Hij trok zich recht en greep naar zijn maag.
Toen hij rechtop zat, sloeg ze hem hard en recht in het gezicht. Ze raakte zijn kin zorgde ervoor dat hij vlug achteruit vloog. De achterkant van zijn hoofd sloeg tegen de grond aan. Eindelijk was hij bewusteloos.
Maar Caitlin was nog altijd niet voldaan. De laatste dagen was het moeilijk om haar woede op te roepen. Wanneer het gebeurde, kon ze het gevoel niet afzetten.
Ze stond recht en plaatste een voet op zijn keel. Ze bereidde zich voor om de man terplekke te doden.

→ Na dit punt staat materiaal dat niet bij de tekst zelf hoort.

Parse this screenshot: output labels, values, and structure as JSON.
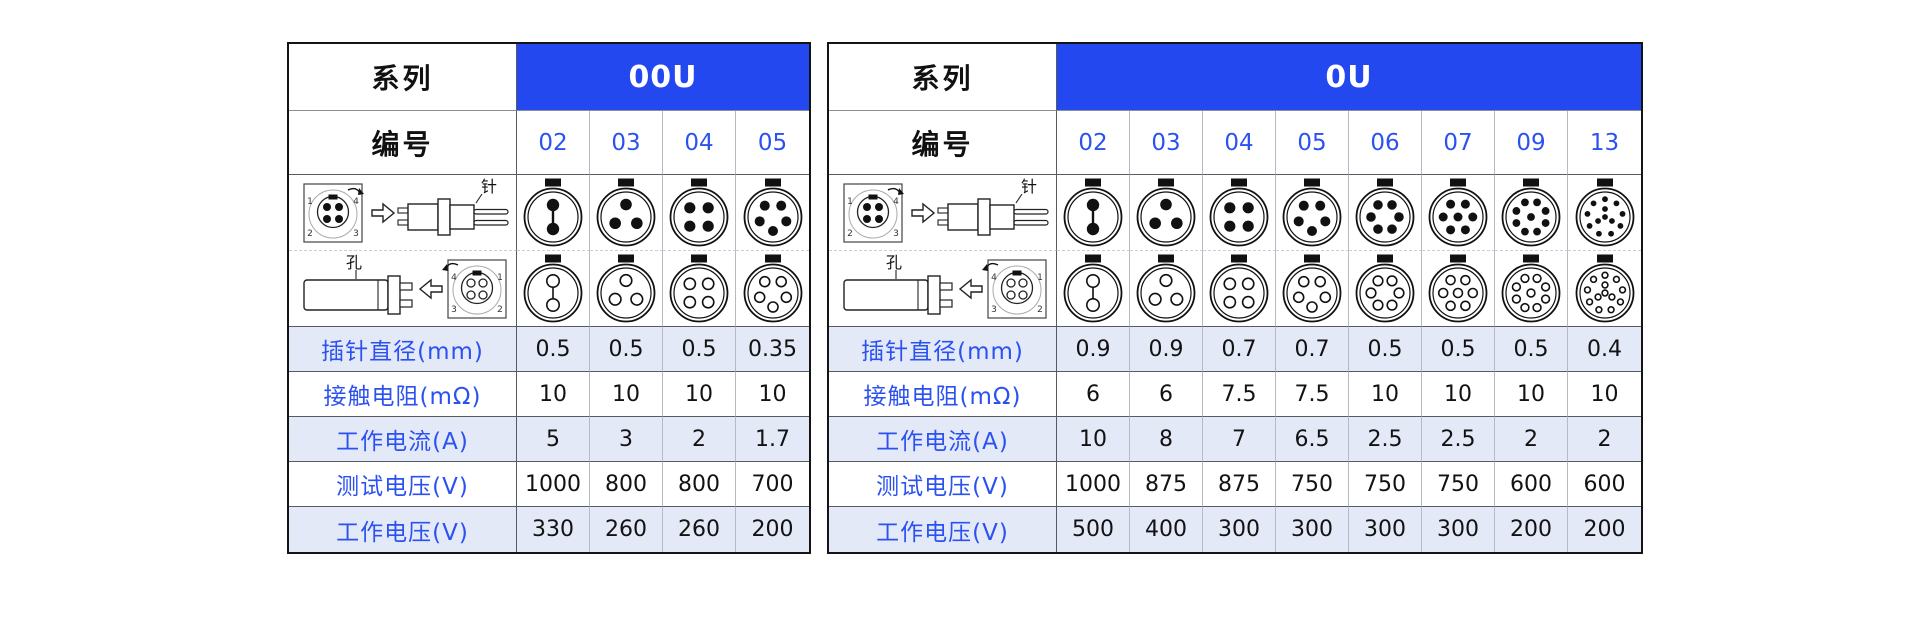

“Caitlin!" riep een scherpe stem.
Ze keerde zich om en nog steeds ziedend van woede, zag ze dat Caleb naast haar stond. Hij schudde langzaam zijn hoofd, met een vermanende blik.

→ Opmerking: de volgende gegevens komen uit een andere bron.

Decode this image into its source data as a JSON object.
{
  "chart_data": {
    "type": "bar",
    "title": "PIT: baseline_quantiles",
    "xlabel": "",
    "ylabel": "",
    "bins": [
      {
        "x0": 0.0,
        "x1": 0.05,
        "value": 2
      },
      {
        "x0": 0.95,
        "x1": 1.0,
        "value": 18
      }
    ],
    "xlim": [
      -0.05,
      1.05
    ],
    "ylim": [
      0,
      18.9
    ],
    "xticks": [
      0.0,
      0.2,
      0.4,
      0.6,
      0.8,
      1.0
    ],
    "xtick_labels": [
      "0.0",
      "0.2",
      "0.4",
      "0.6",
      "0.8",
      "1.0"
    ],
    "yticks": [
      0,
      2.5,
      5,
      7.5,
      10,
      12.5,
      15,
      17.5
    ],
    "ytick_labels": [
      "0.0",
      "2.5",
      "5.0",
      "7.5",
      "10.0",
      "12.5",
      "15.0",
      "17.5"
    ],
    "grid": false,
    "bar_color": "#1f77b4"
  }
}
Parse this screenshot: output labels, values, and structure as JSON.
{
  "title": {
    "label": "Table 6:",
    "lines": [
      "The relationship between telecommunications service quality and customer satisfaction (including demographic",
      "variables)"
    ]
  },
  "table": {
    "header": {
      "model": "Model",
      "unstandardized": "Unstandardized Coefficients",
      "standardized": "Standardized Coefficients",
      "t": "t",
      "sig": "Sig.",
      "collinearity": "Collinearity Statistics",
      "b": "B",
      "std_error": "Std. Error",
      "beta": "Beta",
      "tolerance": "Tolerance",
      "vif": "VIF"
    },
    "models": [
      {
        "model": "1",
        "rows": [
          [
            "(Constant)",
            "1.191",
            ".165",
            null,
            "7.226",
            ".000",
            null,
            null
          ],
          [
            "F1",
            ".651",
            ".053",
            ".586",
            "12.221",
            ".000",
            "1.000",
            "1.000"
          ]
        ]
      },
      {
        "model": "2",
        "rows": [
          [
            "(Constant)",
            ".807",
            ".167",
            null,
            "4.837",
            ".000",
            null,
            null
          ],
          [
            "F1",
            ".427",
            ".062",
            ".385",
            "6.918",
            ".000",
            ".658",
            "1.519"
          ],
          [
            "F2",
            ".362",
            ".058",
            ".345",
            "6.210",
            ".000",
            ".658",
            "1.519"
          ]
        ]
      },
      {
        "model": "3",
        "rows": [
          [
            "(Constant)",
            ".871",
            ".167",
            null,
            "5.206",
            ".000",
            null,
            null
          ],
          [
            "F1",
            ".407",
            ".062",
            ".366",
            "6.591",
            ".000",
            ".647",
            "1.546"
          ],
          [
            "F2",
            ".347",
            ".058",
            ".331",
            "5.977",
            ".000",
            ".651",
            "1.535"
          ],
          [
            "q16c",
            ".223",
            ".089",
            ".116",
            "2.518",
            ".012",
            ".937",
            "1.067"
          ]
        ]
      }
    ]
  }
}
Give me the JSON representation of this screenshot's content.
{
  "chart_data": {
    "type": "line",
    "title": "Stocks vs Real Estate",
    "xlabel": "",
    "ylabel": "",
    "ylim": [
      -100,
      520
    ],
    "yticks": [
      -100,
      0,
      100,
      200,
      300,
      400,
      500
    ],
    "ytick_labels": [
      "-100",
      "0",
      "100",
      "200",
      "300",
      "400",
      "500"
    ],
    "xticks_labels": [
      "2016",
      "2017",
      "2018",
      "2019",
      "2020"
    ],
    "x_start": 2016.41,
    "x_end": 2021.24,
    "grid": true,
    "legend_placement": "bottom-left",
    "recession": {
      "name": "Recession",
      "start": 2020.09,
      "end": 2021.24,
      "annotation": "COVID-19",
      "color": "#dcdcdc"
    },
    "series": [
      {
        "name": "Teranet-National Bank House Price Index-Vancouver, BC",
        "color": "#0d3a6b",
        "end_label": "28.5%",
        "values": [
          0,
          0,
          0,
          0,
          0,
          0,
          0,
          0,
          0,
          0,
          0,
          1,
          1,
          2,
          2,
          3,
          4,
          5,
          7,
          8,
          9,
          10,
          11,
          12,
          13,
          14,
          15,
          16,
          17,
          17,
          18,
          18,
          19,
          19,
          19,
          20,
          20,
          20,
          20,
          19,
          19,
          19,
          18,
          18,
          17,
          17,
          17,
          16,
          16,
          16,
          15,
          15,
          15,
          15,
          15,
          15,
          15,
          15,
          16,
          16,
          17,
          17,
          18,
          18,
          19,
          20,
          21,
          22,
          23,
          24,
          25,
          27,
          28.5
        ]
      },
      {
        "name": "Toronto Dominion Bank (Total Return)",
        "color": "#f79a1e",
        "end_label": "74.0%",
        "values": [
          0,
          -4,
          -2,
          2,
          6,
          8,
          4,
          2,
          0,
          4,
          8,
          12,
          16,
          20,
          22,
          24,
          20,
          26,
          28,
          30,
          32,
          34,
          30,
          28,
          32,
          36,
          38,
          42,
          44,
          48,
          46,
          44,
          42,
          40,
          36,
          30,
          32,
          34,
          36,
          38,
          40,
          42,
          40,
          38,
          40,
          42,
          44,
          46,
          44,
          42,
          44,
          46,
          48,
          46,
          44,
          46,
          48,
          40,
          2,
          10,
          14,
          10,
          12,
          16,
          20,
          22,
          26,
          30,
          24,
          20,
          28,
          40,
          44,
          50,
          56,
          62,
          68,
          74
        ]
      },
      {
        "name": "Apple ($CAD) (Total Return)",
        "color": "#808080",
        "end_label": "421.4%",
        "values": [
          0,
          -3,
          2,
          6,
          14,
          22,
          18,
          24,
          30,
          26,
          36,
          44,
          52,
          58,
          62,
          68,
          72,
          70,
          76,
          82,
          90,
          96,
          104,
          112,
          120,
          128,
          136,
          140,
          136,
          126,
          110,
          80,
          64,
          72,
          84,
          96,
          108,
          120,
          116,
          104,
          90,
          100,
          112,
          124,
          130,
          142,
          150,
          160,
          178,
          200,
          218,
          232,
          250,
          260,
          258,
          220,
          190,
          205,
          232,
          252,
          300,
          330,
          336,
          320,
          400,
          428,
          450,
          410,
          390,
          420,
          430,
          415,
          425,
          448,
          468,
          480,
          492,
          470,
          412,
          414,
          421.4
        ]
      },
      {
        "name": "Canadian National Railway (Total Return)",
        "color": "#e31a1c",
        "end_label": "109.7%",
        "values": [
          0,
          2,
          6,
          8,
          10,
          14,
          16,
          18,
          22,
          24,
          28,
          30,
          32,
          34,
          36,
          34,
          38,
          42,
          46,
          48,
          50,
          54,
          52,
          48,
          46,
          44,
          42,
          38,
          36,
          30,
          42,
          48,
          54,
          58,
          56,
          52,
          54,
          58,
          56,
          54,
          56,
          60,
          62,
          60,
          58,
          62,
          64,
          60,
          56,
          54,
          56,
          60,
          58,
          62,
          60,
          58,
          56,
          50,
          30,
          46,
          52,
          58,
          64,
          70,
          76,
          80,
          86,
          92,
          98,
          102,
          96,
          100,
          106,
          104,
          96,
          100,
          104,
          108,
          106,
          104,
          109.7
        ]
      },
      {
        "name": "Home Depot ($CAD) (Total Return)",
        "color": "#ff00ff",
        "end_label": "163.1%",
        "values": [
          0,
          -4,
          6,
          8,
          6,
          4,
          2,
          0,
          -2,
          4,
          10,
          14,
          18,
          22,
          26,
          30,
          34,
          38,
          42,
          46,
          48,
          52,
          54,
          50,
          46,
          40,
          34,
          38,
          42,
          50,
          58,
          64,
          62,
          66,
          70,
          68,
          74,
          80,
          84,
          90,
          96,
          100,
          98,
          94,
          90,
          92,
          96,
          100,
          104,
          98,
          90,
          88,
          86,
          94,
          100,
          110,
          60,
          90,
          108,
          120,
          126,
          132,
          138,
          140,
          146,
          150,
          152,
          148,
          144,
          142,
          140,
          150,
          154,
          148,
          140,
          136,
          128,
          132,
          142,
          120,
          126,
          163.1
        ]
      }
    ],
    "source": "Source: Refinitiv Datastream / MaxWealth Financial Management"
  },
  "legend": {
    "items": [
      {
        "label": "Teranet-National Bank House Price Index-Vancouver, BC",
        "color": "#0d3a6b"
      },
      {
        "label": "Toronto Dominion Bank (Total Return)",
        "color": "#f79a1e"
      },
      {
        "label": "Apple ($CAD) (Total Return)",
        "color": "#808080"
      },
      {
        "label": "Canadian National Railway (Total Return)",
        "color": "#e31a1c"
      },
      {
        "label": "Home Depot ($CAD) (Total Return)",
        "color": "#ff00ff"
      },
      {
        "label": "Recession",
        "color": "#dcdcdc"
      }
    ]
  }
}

“Je hebt genoeg schade aangericht. Laat hem gaan.”
Er was iets in de stem van Caleb dat haar raakte.
Tegenstribbelend hief ze haar voet op.
In de verte, zag ze een groot bad dat gevuld was met rioolwater. Ze kon de dikke, donkere vloeistof over de randen zien lopen en kon de stank van waar ze stond ruiken.
Perfect.
Ze tastte naar beneden en hief de man tot boven haar hoofd, ook al woog hij gemakkelijk 150 kilo. Ze droeg hem door de steeg. Ze gooide hem, met het hoofd eerst, in het vat met rioolwater.

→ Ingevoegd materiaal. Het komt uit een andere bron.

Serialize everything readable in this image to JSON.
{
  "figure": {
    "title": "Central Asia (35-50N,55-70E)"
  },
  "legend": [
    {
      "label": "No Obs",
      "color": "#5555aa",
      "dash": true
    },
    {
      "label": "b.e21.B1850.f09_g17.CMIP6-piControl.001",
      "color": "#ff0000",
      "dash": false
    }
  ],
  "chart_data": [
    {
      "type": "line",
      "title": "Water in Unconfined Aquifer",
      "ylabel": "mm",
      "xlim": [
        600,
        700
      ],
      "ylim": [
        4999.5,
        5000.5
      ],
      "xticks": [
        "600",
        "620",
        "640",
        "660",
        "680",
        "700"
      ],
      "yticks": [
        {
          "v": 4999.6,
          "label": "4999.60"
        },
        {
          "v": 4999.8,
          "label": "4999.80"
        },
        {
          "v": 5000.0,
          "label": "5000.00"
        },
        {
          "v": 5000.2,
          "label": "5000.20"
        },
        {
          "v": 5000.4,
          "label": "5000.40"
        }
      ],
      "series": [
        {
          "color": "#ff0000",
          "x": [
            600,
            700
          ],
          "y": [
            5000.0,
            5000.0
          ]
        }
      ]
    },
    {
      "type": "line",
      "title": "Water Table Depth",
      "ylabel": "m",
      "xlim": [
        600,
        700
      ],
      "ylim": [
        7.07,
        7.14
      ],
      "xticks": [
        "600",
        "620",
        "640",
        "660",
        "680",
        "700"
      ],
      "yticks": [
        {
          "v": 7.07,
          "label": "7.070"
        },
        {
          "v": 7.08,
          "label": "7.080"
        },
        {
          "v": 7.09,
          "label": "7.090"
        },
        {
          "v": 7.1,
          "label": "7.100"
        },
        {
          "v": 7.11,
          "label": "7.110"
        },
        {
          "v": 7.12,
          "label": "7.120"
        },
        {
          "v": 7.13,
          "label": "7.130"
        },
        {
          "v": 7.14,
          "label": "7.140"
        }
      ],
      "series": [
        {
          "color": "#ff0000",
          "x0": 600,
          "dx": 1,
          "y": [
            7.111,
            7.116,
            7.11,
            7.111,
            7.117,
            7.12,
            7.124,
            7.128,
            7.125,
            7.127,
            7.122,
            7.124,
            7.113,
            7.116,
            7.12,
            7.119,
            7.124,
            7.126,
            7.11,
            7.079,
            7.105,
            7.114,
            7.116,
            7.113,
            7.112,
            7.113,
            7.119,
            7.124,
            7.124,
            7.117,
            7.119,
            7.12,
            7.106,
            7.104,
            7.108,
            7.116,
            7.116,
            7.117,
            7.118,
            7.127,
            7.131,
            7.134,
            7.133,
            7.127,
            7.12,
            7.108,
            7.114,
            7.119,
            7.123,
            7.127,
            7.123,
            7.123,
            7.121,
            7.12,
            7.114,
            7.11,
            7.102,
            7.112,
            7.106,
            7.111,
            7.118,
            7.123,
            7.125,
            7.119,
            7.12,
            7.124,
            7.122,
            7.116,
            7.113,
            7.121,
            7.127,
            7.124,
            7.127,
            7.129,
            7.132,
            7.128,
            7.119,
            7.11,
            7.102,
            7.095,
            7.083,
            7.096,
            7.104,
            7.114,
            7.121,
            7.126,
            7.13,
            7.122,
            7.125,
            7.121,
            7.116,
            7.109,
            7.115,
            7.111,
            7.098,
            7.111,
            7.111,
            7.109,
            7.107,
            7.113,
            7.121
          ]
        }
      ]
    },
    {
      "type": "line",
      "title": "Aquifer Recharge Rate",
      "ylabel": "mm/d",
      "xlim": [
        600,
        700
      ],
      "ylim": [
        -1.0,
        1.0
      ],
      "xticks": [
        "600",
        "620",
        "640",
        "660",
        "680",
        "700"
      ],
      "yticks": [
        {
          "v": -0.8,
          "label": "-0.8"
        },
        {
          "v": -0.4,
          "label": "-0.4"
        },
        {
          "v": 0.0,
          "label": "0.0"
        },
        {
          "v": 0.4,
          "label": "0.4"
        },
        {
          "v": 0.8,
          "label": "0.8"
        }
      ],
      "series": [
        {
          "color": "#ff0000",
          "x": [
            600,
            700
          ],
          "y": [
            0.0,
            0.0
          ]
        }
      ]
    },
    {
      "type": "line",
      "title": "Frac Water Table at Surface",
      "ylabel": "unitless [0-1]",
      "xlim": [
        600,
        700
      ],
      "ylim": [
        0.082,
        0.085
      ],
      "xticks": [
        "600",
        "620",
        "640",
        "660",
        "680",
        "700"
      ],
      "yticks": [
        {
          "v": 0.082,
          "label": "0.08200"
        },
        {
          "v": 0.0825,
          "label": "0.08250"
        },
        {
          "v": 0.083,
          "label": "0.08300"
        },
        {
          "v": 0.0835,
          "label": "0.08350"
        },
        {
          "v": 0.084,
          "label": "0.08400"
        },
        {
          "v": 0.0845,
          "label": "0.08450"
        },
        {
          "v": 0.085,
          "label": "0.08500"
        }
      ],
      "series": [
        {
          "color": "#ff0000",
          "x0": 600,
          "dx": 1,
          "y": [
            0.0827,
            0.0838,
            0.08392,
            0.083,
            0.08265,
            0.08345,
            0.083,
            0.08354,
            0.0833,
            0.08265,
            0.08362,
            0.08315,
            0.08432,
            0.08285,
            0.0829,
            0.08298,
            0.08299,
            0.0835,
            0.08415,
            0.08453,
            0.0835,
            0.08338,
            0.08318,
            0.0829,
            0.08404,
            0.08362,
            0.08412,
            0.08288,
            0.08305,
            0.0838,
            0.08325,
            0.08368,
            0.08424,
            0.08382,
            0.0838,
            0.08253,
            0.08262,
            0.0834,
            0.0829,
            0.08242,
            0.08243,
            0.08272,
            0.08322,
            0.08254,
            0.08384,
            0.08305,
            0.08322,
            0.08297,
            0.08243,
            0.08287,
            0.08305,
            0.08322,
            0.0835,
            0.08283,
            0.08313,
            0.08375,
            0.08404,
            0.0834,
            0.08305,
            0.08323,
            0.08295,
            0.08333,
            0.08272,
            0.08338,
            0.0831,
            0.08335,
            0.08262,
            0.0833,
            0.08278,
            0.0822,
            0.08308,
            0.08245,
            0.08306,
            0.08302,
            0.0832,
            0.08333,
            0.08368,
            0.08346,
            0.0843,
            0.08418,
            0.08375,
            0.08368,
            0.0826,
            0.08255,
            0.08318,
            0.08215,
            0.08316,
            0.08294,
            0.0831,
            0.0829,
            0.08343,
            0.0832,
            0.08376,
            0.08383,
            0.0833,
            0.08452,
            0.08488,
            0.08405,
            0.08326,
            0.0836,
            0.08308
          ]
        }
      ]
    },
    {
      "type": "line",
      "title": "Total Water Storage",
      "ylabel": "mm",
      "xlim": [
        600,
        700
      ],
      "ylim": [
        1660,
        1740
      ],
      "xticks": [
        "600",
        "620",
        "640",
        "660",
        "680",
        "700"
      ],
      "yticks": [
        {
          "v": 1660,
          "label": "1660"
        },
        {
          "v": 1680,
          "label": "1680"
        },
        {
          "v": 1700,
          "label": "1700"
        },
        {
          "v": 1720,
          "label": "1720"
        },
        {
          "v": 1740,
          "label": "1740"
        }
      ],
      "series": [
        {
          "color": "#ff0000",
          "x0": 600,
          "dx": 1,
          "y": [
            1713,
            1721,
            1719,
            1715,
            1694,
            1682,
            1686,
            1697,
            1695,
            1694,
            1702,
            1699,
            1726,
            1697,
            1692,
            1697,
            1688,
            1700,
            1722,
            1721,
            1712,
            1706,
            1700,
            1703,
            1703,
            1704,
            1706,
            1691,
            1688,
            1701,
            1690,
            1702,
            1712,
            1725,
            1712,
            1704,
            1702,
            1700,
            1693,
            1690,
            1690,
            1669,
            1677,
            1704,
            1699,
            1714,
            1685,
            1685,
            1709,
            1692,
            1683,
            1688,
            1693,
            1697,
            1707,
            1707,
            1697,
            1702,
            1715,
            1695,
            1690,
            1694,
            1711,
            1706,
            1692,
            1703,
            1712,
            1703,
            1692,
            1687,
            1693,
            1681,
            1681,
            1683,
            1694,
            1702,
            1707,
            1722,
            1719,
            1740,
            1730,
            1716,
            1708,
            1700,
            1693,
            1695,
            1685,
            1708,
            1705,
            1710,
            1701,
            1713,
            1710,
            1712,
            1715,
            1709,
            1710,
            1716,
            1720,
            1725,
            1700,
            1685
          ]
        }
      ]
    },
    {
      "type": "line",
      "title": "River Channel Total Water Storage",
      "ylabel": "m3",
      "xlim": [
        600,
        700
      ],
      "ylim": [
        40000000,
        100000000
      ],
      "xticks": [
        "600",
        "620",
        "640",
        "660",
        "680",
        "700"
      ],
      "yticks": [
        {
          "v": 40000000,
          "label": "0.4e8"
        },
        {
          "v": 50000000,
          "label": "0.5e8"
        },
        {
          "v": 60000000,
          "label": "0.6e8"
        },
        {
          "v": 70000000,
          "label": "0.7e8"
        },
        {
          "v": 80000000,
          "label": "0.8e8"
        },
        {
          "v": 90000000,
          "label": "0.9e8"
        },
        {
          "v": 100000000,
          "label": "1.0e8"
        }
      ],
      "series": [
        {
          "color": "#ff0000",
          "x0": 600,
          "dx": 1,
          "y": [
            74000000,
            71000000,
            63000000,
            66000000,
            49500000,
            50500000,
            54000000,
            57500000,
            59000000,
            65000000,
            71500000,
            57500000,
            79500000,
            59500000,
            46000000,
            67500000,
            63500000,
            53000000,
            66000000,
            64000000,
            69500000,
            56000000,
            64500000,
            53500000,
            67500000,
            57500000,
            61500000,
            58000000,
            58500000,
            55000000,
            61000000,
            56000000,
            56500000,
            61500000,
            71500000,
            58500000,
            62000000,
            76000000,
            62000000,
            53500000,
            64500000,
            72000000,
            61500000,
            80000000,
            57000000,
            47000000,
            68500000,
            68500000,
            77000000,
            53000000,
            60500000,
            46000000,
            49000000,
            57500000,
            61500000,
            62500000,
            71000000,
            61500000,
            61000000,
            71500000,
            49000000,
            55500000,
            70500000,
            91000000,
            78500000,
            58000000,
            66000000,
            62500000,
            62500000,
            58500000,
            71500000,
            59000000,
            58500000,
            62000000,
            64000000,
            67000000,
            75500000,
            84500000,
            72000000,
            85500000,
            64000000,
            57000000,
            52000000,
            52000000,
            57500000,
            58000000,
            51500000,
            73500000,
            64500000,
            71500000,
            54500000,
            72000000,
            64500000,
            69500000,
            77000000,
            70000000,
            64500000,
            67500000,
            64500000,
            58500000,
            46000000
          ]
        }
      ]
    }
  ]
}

Hij landde met een plons. Ze zag dat hij, tot aan zijn nek, vastzat in de uitwerpselen. Ze hield wel van het idee dat hij wakker werd en zich realiseerde waar hij was. Eindelijk voelde ze zich voldaan.
Goed, dacht ze. Het is waar je thuishoort.
Caitlin dacht onmiddellijk aan Ruth. Ze rende naar haar toe en onderzocht de tekening van de riem op haar rug; ze huiverde en kwam langzaam terug op haar poten. Caleb ging er ook naartoe en onderzocht haar, terwijl Ruth haar snuit op de schoot van Caitlin legde en huilde. Caitlin kuste haar op het voorhoofd.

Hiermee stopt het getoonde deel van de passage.